New Delhi: Diabetes is considered to be a silent killer by medical professionals across the world. Even a single symptom reflecting the onset of the disease is a cause for concern.
It is a disease that could be hereditary and can also develop due to an unhealthy lifestyle.
Known as the most common form of the disease, Type-II diabetes reflects insulin resistance, wherein your body does not use insulin properly.
As per doctors, there are a number of reasons and/or a combination of problems that can trigger the onset of the condition, like genes, obesity, metabolic syndrome, bad communication between cells, etc.
Normally, patients suffering from type-II diabetes who are not being treated with insulin resort to the highly debated practice of self-monitoring after diagnosis and subsequent consultations.
But, a recent study has negated the routine saying that self-monitoring did not improve the health-related quality of life in type-II diabetes patients.
The results of a randomised trial suggested that self-monitoring should not be a routine in these patients. Many patients with type 2 diabetes not treated with insulin regularly perform self-monitoring of blood glucose (SMBG), although the value of that practice has been debated.
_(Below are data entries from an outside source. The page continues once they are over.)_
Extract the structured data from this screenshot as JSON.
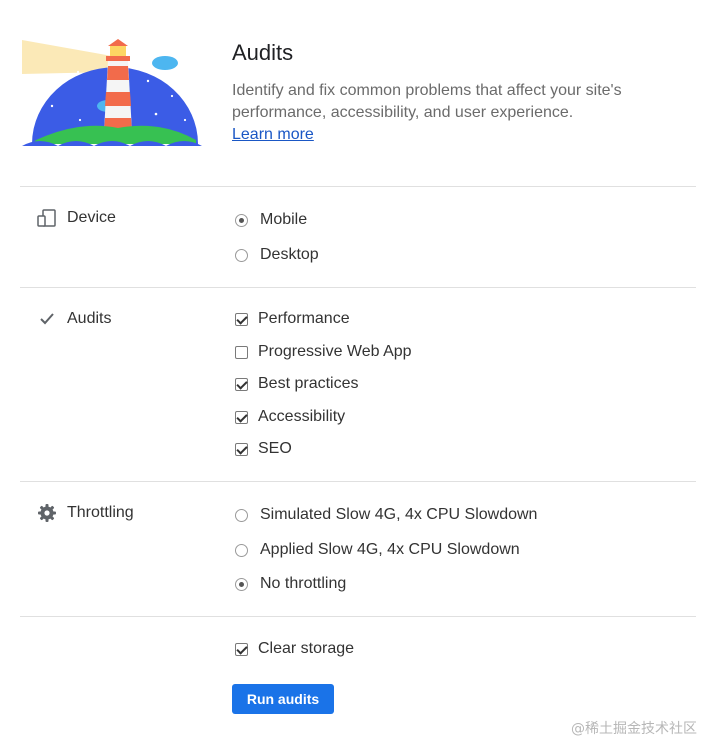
{
  "header": {
    "title": "Audits",
    "description": "Identify and fix common problems that affect your site's performance, accessibility, and user experience.",
    "learn_more": "Learn more"
  },
  "device": {
    "label": "Device",
    "icon": "device-icon",
    "options": [
      {
        "label": "Mobile",
        "checked": true
      },
      {
        "label": "Desktop",
        "checked": false
      }
    ]
  },
  "audits": {
    "label": "Audits",
    "icon": "checkmark-icon",
    "options": [
      {
        "label": "Performance",
        "checked": true
      },
      {
        "label": "Progressive Web App",
        "checked": false
      },
      {
        "label": "Best practices",
        "checked": true
      },
      {
        "label": "Accessibility",
        "checked": true
      },
      {
        "label": "SEO",
        "checked": true
      }
    ]
  },
  "throttling": {
    "label": "Throttling",
    "icon": "gear-icon",
    "options": [
      {
        "label": "Simulated Slow 4G, 4x CPU Slowdown",
        "checked": false
      },
      {
        "label": "Applied Slow 4G, 4x CPU Slowdown",
        "checked": false
      },
      {
        "label": "No throttling",
        "checked": true
      }
    ]
  },
  "storage": {
    "label": "Clear storage",
    "checked": true
  },
  "run_button": "Run audits",
  "watermark": "@稀土掘金技术社区",
  "colors": {
    "accent": "#1a73e8",
    "link": "#1a57c5"
  }
}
Katrina E. Donahue and Laura A. Young of the University of North Carolina conducted a trial in 15 primary care practices in North Carolina with 450 patients with non-insulin-treated type 2 diabetes.
The patients were an average of 61 years old, had had diabetes for an average of eight years and 75 percent were performing SMBG at baseline.
The patients were assigned to one of three groups: those who performed no SMBG, those who performed once-daily SMBG and those who performed once-daily SMBG but received enhanced feedback messages delivered through their blood glucose meters.
The study measured hemoglobin A1c levels (a measure of longer-term blood sugar control) across all three groups and health-related quality of life after one year.
The results revealed that there were no differences in glycemic control or health-related quality of life after one year between patients who performed SMBG compared with those who did not.
Attrition in the SMBG monitoring groups could explain why some improvements were initially seen in hemoglobin A1c levels in the early months that weren't significant at 12 months, according to the study.
The study also did not determine the effectiveness of SMBG in certain clinical situations, such as when a new medication is started or when a dose is changed. The authors warn the results do not apply to patients with diabetes treated with insulin.
Based on these findings, patients and clinicians should engage in dialogue regarding SMBG with the current evidence suggesting that SMBG should not be routine for most patients with non- insulin-treated T2DM [type 2 diabetes mellitus].
The study is published by JAMA Internal Medicine.